Effective from 6 April 2016, farmers have the option to average their profits for tax purposes over any two consecutive years, or any five consecutive years. They can, of course, ignore the averaging provisions altogether and simply pay the tax due on the taxable profits arising in those years.
Averaging is available where the farmer passes the volatility test:
- For five year averaging – the average of the previous 4 years’ profits and the 5th year’s profit must not be within 75% of one another; or
- For two year averaging – the current year and prior year’s profits must not be within 75% of one another; or
- The profits of any one of the five, or two, years under consideration is nil or a loss. Where a loss exists, the result is treated as nil for the averaging and the losses are available for normal relief.

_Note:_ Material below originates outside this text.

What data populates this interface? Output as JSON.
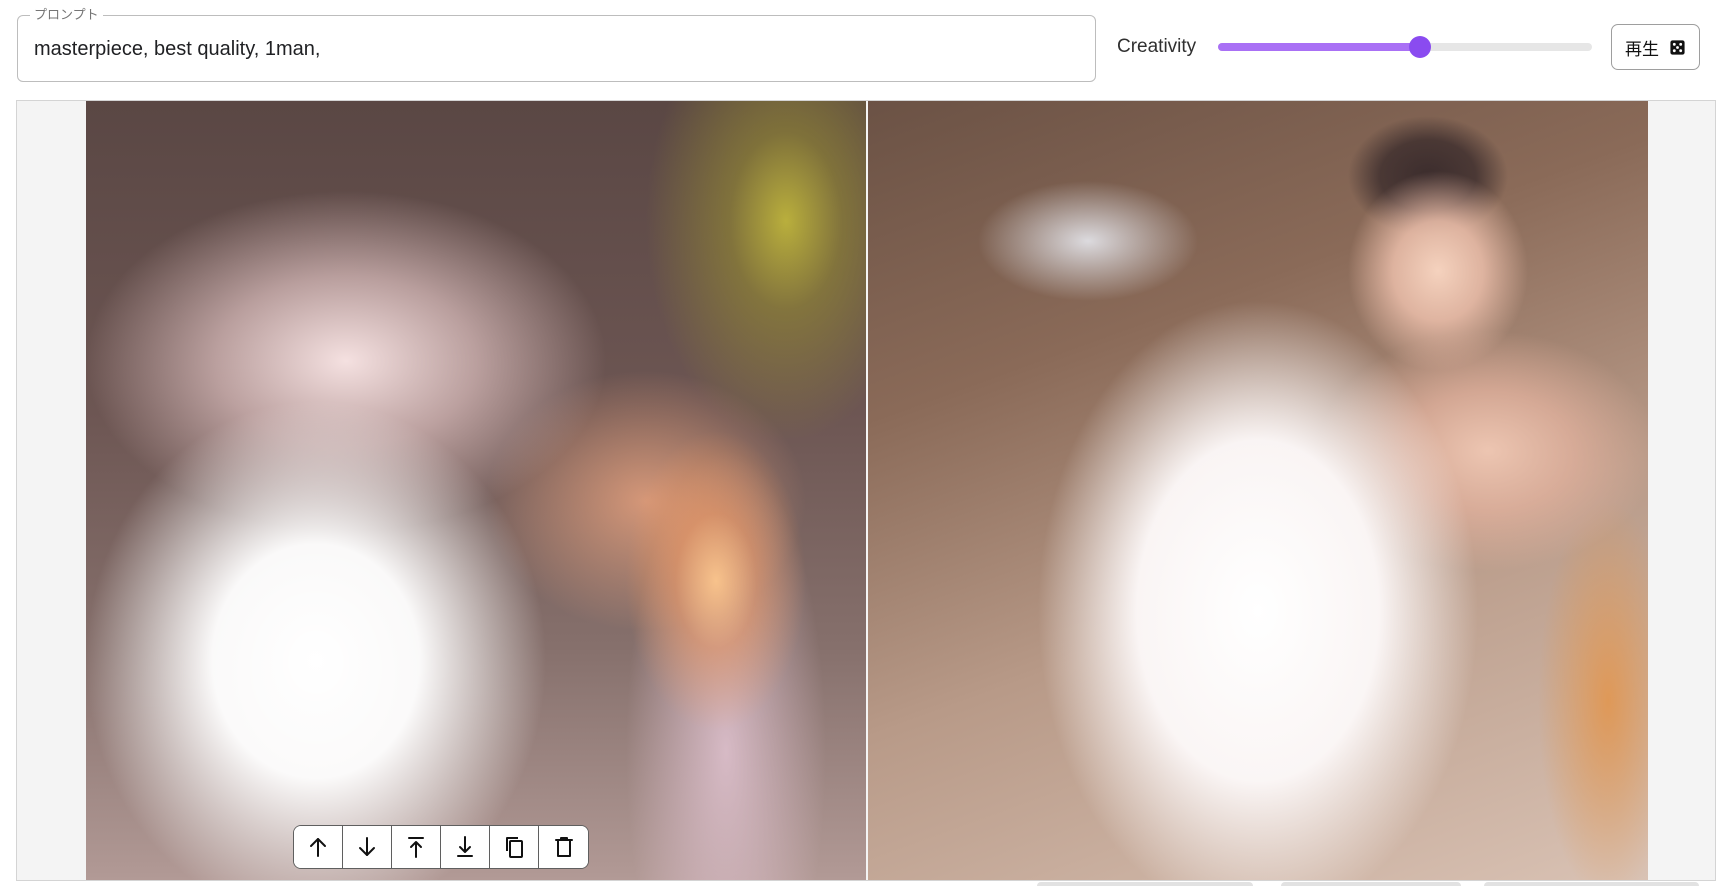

If the volatility conditions are met, the afrmer can average his profits over the relevant number of years and treat the average figure as his taxable profit in each of those years, smoothing his tax cash outflow and in some cases even generating a refund.
Partners in a farming partnership can claim averaging of their share of the partnership profits independently of one another, depending on their individual circumstances.
The averaging extends only to farming profits (after capital allowances), and not to other streams of income such as leisure, rental or renewable energy production.
The averaging rules are only applicable for income tax and can therefore only be used by unincorporated farming businesses.
New farmers may be restricted, since a full two- or five-year trading history is needed to take advantage of the averaging, and it cannot be used where the trade is ceasing.
Averaging is not permitted for contract farmers or where the cash basis of accounting is used.